If the project is new construction rather than a repair or remediation, it is still important to know which building codes the state or local government requires, whether any green building incentives are relevant, and whether certain contract provisions and remedies are enforceable. For example, can one waive its right to file a mechanics’ lien for unpaid labor or materials on a residential project? In New Jersey and New York, the answer is no; in Virginia, the answer is yes; in Pennsylvania and Maryland, the answer is that it depends if certain additional criteria are met. For example, in Pennsylvania, a general contractor may waive its right to file a lien on a residential building if the total contract value is less than $1 million. 

When it comes to preparing and filing a lien, the process from state to state is not uniform.
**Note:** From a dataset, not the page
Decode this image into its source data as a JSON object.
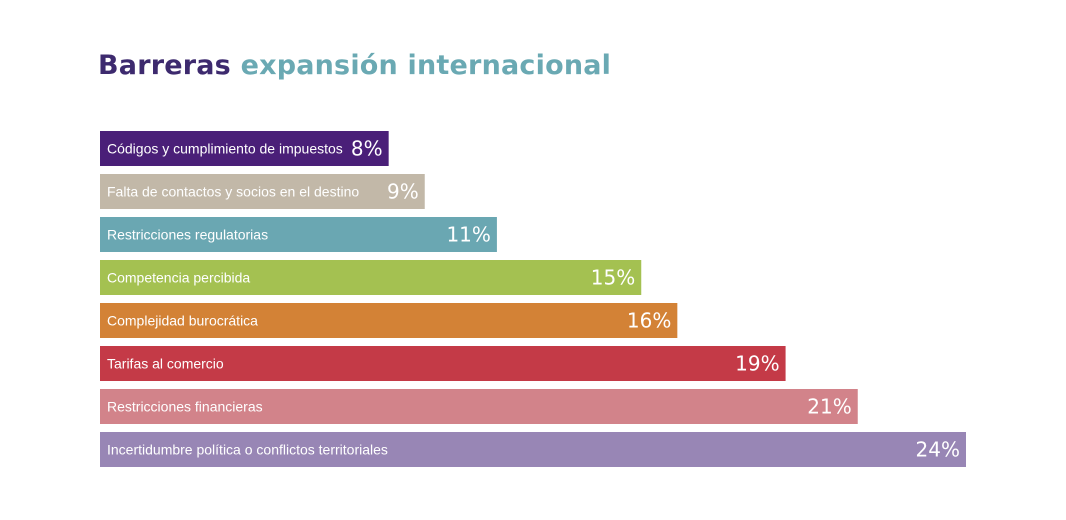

Some factors or requirements to consider include: whether a preliminary notice is required; the time for sending a notice or filing the lien; how the lien is served and who it must be served upon; the contents of the lien; the priority of the lien based on the contractor’s tier and whether arbitration is required. In a residential context, rights arising from the local payment statute can also differ from what the commercial contractor is familiar.

Although there may be a strong temptation to “get in the game” and become a residential construction player, firms should not rush onto the field without making sure they are able to comply with state rules, regulations and registrations. While the residential building boom is an overall positive sign for things to come, commercial builders must exercise diligence or face potentially devastating penalties.